Functional dependency in GROUP BY through JOINs

Started by David Rowleyabout 13 years ago9 messages
#1David Rowley
dgrowleyml@gmail.com
1 attachment(s)

Some idle thoughts has provoked me to sending this email. I'm wondering what
I'm seeing here, is a simple missed optimisation or something that would be
very difficult to implement, or even perhaps something I've completely
misunderstood.

To set the scene let's go with the old products and sales example. In this
example each product has been given a unique ID maybe due to perhaps
product_codes being a bit long and to keep the sales table as narrow as
possible.

If we wanted to see the sales per product we could write something like
this:

SELECT p.product_code,SUM(s.quantity)

FROM products p

INNER JOIN bigsalestable s ON p.productid = s.productid

GROUP BY p.product_code;

Though this plan might not be quite as optimal as it could be as it performs
the grouping after the join.

QUERY PLAN

----------------------------------------------------------------------------
---------

HashAggregate (cost=33195.13..33199.63 rows=450 width=150)

-> Hash Join (cost=20.13..28195.13 rows=1000000 width=150)

Hash Cond: (s.productid = p.productid)

-> Seq Scan on bigsalestable s (cost=0.00..14425.00 rows=1000000
width=8)

-> Hash (cost=14.50..14.50 rows=450 width=150)
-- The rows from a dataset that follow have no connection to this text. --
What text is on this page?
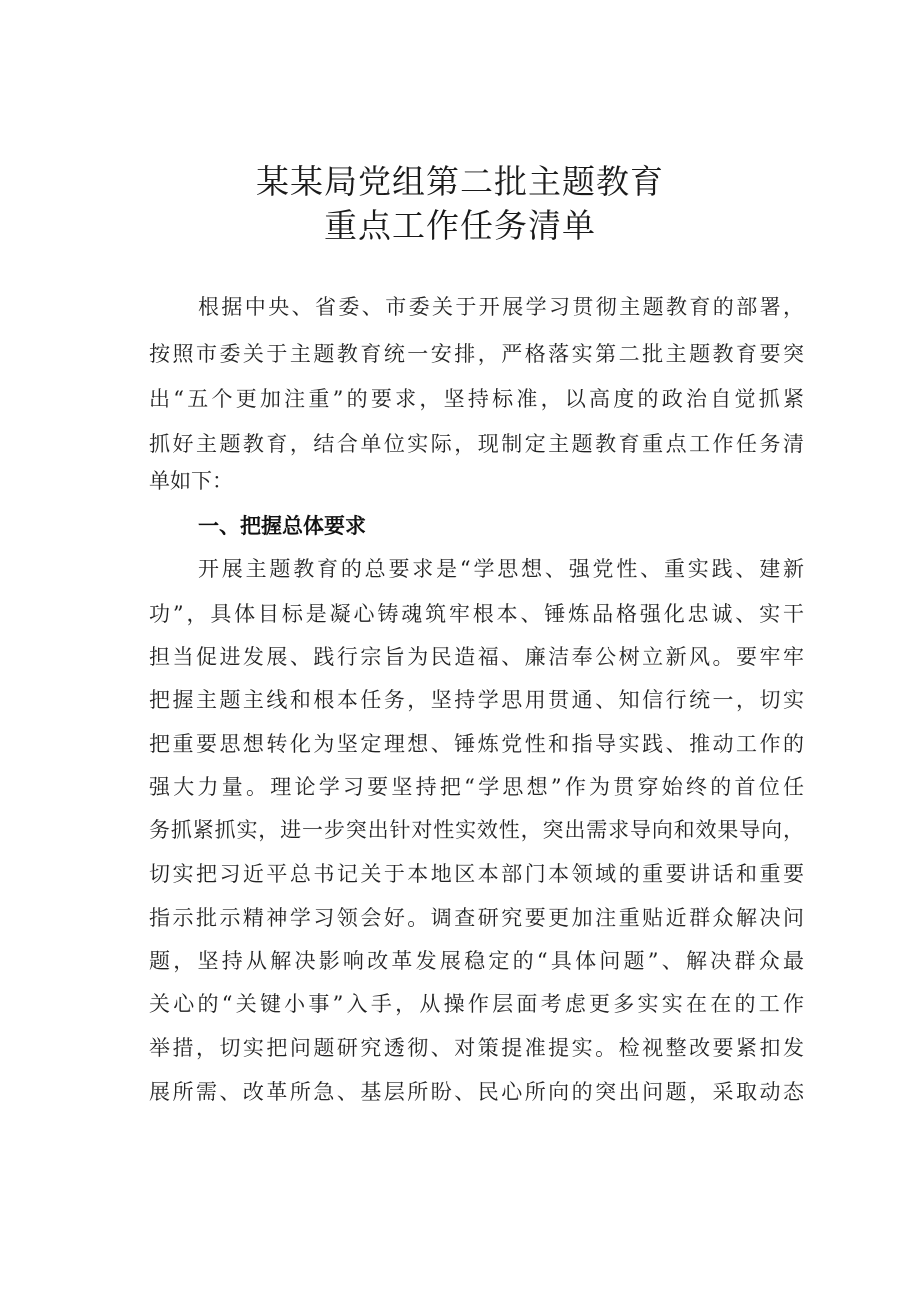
某某局党组第二批主题教育
重点工作任务清单
根据中央、省委、市委关于开展学习贯彻主题教育的部署，
按照市委关于主题教育统一安排，严格落实第二批主题教育要突
出“五个更加注重”的要求，坚持标准，以高度的政治自觉抓紧
抓好主题教育，结合单位实际，现制定主题教育重点工作任务清
单如下：
一、把握总体要求
开展主题教育的总要求是“学思想、强党性、重实践、建新
功”，具体目标是凝心铸魂筑牢根本、锤炼品格强化忠诚、实干
担当促进发展、践行宗旨为民造福、廉洁奉公树立新风。要牢牢
把握主题主线和根本任务，坚持学思用贯通、知信行统一，切实
把重要思想转化为坚定理想、锤炼党性和指导实践、推动工作的
强大力量。理论学习要坚持把“学思想”作为贯穿始终的首位任
务抓紧抓实，进一步突出针对性实效性，突出需求导向和效果导向，
切实把习近平总书记关于本地区本部门本领域的重要讲话和重要
指示批示精神学习领会好。调查研究要更加注重贴近群众解决问
题，坚持从解决影响改革发展稳定的“具体问题”、解决群众最
关心的“关键小事”入手，从操作层面考虑更多实实在在的工作
举措，切实把问题研究透彻、对策提准提实。检视整改要紧扣发
展所需、改革所急、基层所盼、民心所向的突出问题，采取动态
-> Seq Scan on products p (cost=0.00..14.50 rows=450
width=150)

(6 rows)

Of course the query could have been written in the first place as:

SELECT p.product_code,s.quantity

FROM products AS p

INNER JOIN (SELECT productid,SUM(quantity) AS quantity FROM bigsalestable
GROUP BY productid) AS s ON p.productid = s.productid;

And that would have given us a more efficient plan.

Of course, for these actual plans to be equivalent there would naturally
have to be a unique index on product_code in the products table.

I think I'm right in thinking that if a unique index exists to match the
group by clause, and the join condition is equality (probably using the same
operator class as the unique btree index?), then the grouping could be
pushed up to before the join.

In the attached script the hand optimised query runs about twice as fast
with 1 million record sales table.

The existence of join removal makes me think we don't want to always allow
it up to who or what is writing the query to allow the best choice in plan.

I'm not really skilled enough in the arts of postgresql's planner to look
into how hard it would be to implement this, but I thought I'd throw it out
there to collect some comments on the idea.

Regards

David Rowley

Attachments:

groupby.sqltext/plain; name=groupby.sqlDownload
#2Kevin Grittner
kgrittn@mail.com
In reply to: David Rowley (#1)
Re: Functional dependency in GROUP BY through JOINs

David Rowley wrote:

If we wanted to see the sales per product we could write
something like this:

SELECT p.product_code,SUM(s.quantity)
FROM products p
INNER JOIN bigsalestable s ON p.productid = s.productid
GROUP BY p.product_code;

Though this plan might not be quite as optimal as it could be as
it performs the grouping after the join.

Of course the query could have been written in the first place
as:

SELECT p.product_code,s.quantity
FROM products AS p
INNER JOIN (SELECT productid,SUM(quantity) AS quantity
            FROM bigsalestable GROUP BY productid) AS s
  ON p.productid = s.productid;

And that would have given us a more efficient plan.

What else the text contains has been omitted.